不当な捜索によって得られた証拠は、いかなる法的手続きにおいても証拠として認められない。これはフィリピン憲法が保障する基本的人権であり、この原則を改めて最高裁判所が明確にした重要な判例が、エンシナダ対フィリピン国事件です。違法な捜索によって犯罪の証拠が見つかったとしても、その事実は捜索の違法性を正当化することは決してありません。違法な手段は、いかなる目的も正当化しないのです。

憲法が保障する権利の重要性

私たちの社会では、犯罪を取り締まることは非常に重要です。しかし、その過程で個人の権利が侵害されてはなりません。違法な捜索は、個人のプライバシーと自由を深く侵害する行為であり、民主主義社会の根幹を揺るがすものです。エンシナダ事件は、警察官による違法な捜索によって有罪判決を受けた被告人が、最高裁判所の判断によって無罪となった事例です。この事件を通じて、違法捜索の問題点と、憲法が保障する権利の重要性を改めて確認することができます。

事件の背景:情報提供と逮捕

1992年5月21日、ロエル・エンシナダは違法薬物(マリファナ)を輸送した罪で逮捕・起訴されました。警察は、情報提供者からの情報に基づき、エンシナダがセブ市から船で違法薬物を持ち込むと予測していました。情報を受け取った警察官は、捜索令状を請求する時間がないと判断し、令状なしでエンシナダを待ち伏せ、逮捕に至りました。エンシナダは、裁判所において有罪判決を受けましたが、最高裁判所は、この判決を覆し、無罪を言い渡しました。

違法捜索と証拠の排除法則

この事件の核心は、警察による捜索が適法であったかどうか、そして、そこで得られたマリファナが証拠として認められるかどうかにありました。フィリピン憲法第3条第2項は、不当な捜索および押収に対する国民の権利を保障しており、原則として、捜索には裁判所の発行する捜索令状が必要です。また、同条第3項第2項は、憲法に違反して取得された証拠は、いかなる法的手続きにおいても証拠として認められないと定めています。これは「違法収集証拠排除法則」と呼ばれるもので、違法な捜査を抑止し、国民の権利を保護するための重要な原則です。

憲法第3条第2項の条文は以下の通りです:

第3条

(2) いかなる性質であれ、またいかなる目的であれ、不合理な捜索及び押収に対する国民の身体、家屋、書類及び所有物の安全を保障する権利は、侵してはならない。また、捜索令状又は逮捕状は、宣誓又は確約の下に、申立人及び彼が提出する証人を審査した後、裁判官が個人的に決定する相当の理由がある場合を除き、発してはならない。また、捜索すべき場所及び押収すべき人又は物を特定して記載しなければならない。

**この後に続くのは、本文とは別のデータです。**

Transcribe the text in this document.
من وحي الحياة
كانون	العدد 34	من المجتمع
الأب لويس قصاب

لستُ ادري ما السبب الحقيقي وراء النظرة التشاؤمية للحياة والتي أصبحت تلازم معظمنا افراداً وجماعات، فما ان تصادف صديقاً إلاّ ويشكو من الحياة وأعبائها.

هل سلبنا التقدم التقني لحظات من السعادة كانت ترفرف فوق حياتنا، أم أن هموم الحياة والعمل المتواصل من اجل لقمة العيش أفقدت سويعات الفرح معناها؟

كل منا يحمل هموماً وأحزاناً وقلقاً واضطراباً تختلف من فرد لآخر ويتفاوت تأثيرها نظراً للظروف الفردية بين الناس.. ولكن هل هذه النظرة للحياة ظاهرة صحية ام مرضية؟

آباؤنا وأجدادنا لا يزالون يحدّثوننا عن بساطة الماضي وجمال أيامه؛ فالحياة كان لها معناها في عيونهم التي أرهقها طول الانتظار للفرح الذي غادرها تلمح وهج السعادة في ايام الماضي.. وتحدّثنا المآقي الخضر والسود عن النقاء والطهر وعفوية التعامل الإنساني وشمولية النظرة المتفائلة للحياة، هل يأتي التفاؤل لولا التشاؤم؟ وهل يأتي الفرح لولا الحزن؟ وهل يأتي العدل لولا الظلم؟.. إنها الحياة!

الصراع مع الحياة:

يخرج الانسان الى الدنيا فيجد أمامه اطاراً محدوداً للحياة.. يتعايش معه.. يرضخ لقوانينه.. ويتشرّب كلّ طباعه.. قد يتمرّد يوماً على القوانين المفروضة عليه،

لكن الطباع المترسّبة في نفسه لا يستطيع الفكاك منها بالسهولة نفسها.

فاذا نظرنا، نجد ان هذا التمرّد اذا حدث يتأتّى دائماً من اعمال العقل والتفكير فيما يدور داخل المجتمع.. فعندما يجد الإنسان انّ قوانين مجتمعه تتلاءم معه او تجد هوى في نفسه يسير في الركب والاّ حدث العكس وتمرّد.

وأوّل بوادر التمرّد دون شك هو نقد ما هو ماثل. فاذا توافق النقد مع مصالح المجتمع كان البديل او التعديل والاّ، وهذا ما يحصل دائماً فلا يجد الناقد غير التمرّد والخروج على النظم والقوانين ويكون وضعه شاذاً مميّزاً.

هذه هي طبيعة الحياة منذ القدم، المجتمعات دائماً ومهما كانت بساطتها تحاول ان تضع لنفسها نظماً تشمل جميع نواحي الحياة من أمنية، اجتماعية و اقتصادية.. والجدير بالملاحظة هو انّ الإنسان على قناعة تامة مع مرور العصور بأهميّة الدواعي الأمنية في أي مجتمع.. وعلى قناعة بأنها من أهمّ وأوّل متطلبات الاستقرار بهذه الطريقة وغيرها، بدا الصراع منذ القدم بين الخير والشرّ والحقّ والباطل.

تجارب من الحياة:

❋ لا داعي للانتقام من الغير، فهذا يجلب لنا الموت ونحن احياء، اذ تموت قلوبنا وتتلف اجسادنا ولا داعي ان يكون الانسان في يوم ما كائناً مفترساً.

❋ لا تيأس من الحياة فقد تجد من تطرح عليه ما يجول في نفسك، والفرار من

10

そして、違法に取得された証拠の排除に関する条文は以下の通りです:

第3条

(2) 前項…の規定に違反して取得された証拠は、いかなる手続きにおいても、いかなる目的のためにも、証拠として認められない。

最高裁判所の判断:令状主義の原則

最高裁判所は、エンシナダ事件において、警察官が捜索令状なしにエンシナダを捜索した行為は違憲であり、そこで得られたマリファナは証拠として認められないと判断しました。裁判所は、情報提供があったとしても、警察には捜索令状を請求する十分な時間があったにもかかわらず、それを怠った点を厳しく指摘しました。警察は、「時間的余裕がなかった」と主張しましたが、最高裁判所は、行政規則や通達によって、裁判所の閉庁時間や休日でも捜索令状の請求が可能であることを示し、警察の主張を退けました。

最高裁判所は判決の中で、以下の点を強調しました:

「本件は緊急性を要するものではなかった。…警察官らは、少なくとも2日間は、M/V Wilcon 9号でイロイロにやってくるアミンディンを逮捕し、捜索するための令状を入手することができたはずである。彼の名前は知られていた。車両は特定されていた。到着日は確実だった。そして、彼らが受け取った情報から、裁判官に相当の理由があると納得させ、令状の発行を正当化することができたはずである。しかし、彼らは何も行動を起こさなかった。法律を遵守するための努力は一切なされなかった。人権章典は完全に無視された。なぜなら、逮捕チームの責任者である警察中尉が、彼自身の権限で『捜索令状は必要ない』と判断したからである。」

この引用部分は、最高裁判所が過去の判例(アミンディン事件)を引用し、令状主義の原則を改めて強調しているものです。警察官は、法律を執行する立場でありながら、自ら法律を破ることは許されない、という強いメッセージが込められています。

違法捜索の例外と本件への不適用

憲法が保障する令状主義には、いくつかの例外が認められています。例えば、以下のケースでは、令状なしの捜索が適法とされます。

  • 適法な逮捕に伴う捜索
  • 移動中の車両の捜索
  • 明白な視界内の押収
  • 税関検査
  • 被疑者自身が不合理な捜索及び押収に対する権利を放棄した場合

しかし、エンシナダ事件では、これらの例外のいずれにも該当しないと判断されました。特に、裁判所は、第一審裁判所が「現行犯逮捕」を根拠に捜索を適法とした判断を明確に否定しました。情報提供だけでは「現行犯」とは言えず、逮捕に先立って捜索が行われたため、「逮捕に伴う捜索」にも該当しないと判断されました。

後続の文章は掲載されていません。